La surveillance active de l’espace aérien est déjà une réalité depuis 2005. Sa grande utilité a à nouveau été démontrée récemment. En effet, le 31 octobre dernier, un avion de ligne survolant la Suisse a dû procéder à une descente d’urgence, une manœuvre consistant à quitter l’altitude de vol actuelle pour entamer rapidement une descente en raison de problèmes techniques liés par exemple à la pression dans la cabine. La centrale d’engagement de la défense aérienne a suivi cet événement activement. Alors que l’avion avait atteint une altitude d’environ 3500 mètres dans le secteur de Zurich, toutes les données du transpondeur ont cessé d’être transmises. Cet appareil permet d’afficher un aéronef sur les écrans radars du contrôle aérien civil. Si le transpondeur d’un avion tombe en panne, celui-ci disparaît des écrans radars. Quand cela s’est produit, seul le service de la navigation aérienne militaire était encore en mesure de maintenir un contact radar avec l’aéronef en question, car les radars militaires peuvent aussi repérer et afficher des avions qui n’émettent pas de signal activement. Ainsi, les contrôleurs aériens militaires ont pu transmettre en tout temps la situation de l’avion à leurs homologues civils. Cette excellente collaboration accroît la sécurité de l’espace aérien. Des informations ont aussi été transmises à l’armée de l’air allemande, car la trajectoire de vol prévue menait en Allemagne. La situation a pu être clarifiée alors que l’avion se trouvait dans l’espace aérien allemand. Le signal du transpondeur a pu être reçu, et l’aéronef a été redirigé vers Munich afin d’y atterrir.

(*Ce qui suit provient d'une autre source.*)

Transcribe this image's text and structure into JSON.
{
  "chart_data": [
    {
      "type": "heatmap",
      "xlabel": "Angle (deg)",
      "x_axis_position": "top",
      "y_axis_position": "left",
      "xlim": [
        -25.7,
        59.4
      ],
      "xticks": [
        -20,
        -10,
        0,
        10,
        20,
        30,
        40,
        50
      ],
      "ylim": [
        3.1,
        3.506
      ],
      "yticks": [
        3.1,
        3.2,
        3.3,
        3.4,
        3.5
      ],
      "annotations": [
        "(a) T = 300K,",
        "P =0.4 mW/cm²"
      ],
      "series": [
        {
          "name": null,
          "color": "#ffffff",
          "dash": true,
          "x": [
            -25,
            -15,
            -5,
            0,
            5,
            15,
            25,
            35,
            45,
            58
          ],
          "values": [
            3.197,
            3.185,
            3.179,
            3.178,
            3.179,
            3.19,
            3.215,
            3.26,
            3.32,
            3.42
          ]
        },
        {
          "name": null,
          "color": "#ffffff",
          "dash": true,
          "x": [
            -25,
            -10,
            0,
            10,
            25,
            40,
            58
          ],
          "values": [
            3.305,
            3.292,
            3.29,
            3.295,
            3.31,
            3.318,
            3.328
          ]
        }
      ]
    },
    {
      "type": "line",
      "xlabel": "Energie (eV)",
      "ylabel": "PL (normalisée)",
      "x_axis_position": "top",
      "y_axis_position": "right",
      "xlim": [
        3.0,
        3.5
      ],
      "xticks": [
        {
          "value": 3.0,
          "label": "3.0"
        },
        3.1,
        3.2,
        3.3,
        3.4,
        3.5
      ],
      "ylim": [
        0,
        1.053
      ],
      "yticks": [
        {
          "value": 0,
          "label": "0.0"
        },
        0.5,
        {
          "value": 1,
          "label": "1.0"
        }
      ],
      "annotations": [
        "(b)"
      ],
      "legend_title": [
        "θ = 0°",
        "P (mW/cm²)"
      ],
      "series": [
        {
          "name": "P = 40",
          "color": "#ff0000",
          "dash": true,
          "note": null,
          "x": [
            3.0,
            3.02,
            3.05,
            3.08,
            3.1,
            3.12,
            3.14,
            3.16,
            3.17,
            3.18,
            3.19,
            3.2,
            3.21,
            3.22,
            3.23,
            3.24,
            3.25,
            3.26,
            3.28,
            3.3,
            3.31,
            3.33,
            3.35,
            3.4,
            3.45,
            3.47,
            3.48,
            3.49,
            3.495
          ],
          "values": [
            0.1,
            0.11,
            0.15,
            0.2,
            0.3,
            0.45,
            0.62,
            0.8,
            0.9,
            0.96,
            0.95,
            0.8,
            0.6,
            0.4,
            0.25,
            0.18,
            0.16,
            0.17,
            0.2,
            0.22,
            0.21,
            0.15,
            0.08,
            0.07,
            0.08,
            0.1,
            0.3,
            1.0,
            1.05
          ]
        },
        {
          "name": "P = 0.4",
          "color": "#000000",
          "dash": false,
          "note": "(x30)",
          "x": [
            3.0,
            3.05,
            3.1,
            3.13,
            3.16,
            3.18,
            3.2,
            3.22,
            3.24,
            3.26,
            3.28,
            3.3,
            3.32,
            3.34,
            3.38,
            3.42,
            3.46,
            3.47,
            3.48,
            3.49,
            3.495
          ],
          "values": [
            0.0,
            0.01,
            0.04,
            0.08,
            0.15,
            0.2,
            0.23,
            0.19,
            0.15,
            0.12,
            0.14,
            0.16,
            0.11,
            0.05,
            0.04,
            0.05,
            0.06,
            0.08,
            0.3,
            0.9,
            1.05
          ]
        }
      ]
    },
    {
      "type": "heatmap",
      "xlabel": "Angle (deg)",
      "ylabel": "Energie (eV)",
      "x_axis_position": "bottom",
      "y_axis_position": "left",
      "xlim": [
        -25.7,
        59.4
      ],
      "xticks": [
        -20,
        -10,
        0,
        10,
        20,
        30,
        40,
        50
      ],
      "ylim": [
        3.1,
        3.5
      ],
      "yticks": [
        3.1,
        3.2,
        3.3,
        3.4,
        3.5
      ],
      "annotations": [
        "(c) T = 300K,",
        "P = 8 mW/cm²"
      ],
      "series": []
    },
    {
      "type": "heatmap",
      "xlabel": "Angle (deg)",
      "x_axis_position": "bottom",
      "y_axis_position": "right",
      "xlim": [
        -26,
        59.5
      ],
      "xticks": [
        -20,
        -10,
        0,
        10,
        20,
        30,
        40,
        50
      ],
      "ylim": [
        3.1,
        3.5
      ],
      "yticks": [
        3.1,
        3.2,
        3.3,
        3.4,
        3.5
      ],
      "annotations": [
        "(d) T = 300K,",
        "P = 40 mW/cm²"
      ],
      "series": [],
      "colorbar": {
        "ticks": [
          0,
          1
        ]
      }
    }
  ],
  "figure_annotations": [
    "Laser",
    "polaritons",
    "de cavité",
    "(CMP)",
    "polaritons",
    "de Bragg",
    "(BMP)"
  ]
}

Une motion datant de 2009 de l’ancien conseiller aux Etats Hans Hess (PLR/OW) est à l’origine de la PA 24. Elle demandait que la disponibilité opérationnelle du service de police aérienne soit aussi garantie en dehors des heures de travail habituelles. Le projet PA24 va permettre de réaliser en quatre étapes la disponibilité opérationnelle permanente avec deux avions armés prêts à décoller en l’espace de 15 minutes au maximum. (Sources DDPS).